Personal information
- Full name: Alan Percival
- Born: 1923 Canada
- Died: c. 1985 Toronto, Ontario, Canada
- Batting: Right-handed
- Role: Wicket-keeper

Domestic team information
- 1951–1954: Canada

Career statistics
| Competition | First-class |
| Matches | 5 |
| Runs scored | 61 |
| Batting average | 8.71 |
| 100s/50s | –/– |
| Top score | 23 |
| Balls bowled | – |
| Wickets | – |
| Bowling average | – |
| 5 wickets in innings | – |
| 10 wickets in match | – |
| Best bowling | – |
| Catches/stumpings | 9/1 |
- Source: Cricinfo, 27 February 2011

= Allan Percival =

Canadian cricketer

W. Allan Percival (1923 - c. 1985) was a Canadian cricketer. He was a right-handed batsman who fielded as a wicket-keeper. As with his exact date of birth being unknown, it is also unknown where in Canada he was born.

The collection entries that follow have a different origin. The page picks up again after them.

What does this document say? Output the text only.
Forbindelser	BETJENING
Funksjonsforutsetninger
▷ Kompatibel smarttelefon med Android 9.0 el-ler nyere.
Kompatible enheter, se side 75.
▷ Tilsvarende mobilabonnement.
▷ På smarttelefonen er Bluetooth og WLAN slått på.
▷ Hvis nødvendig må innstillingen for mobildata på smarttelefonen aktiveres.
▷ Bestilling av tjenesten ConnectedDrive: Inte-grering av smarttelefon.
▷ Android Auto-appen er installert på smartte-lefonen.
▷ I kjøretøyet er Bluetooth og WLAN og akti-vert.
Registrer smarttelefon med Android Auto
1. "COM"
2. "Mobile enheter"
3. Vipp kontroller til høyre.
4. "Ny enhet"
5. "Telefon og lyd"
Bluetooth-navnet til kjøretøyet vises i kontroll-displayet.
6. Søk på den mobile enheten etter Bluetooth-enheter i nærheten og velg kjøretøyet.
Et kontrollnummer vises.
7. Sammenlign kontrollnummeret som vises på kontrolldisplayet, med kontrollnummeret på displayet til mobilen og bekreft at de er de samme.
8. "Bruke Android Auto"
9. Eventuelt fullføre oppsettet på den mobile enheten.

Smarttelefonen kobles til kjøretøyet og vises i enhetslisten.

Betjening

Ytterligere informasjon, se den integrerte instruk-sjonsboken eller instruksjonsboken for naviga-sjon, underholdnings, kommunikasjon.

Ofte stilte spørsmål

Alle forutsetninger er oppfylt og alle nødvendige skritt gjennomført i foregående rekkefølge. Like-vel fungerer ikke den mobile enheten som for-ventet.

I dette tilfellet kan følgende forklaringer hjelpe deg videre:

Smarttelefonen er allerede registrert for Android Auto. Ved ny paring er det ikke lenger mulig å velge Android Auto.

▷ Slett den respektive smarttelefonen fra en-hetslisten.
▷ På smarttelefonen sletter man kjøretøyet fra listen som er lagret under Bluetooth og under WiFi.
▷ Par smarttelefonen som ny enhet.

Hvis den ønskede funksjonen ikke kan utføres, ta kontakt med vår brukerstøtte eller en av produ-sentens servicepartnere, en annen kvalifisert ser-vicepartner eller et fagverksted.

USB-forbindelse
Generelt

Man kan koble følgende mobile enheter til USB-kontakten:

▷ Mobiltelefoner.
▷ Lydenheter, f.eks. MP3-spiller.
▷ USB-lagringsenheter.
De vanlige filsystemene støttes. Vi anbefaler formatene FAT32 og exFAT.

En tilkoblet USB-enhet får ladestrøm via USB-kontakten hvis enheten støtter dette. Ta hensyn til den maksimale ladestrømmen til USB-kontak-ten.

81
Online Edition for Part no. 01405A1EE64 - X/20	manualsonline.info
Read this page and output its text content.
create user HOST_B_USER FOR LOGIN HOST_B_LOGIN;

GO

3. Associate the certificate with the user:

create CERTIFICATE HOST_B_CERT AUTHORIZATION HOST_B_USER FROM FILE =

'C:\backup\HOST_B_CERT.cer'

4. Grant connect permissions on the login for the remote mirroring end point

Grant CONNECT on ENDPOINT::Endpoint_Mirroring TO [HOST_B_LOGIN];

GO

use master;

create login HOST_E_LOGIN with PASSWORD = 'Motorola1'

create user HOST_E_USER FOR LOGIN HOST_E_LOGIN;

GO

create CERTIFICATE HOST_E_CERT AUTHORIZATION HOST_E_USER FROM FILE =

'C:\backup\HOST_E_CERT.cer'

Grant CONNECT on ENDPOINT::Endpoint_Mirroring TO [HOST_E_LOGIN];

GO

Percival made his first-class debut for Canada in 1951 at the Toronto Cricket, Skating and Curling Club against the touring Marylebone Cricket Club. Later, in 1954 he played four first-class matches against English county opponents during Canada's tour of England. This included his final first-class appearance, which came against Yorkshire at North Marine Road Ground, Scarborough during Canada's 1954 tour of England. In his five career first-class matches, he scored 61 runs at a batting average of 8.71, with a high score of 23. Behind the stumps he took 9 catches and made a single stumping. In Canada, he played numerous non-notable matches, including ones for Ontario between 1948 and 1952.

He died in Toronto, Ontario c. 1985.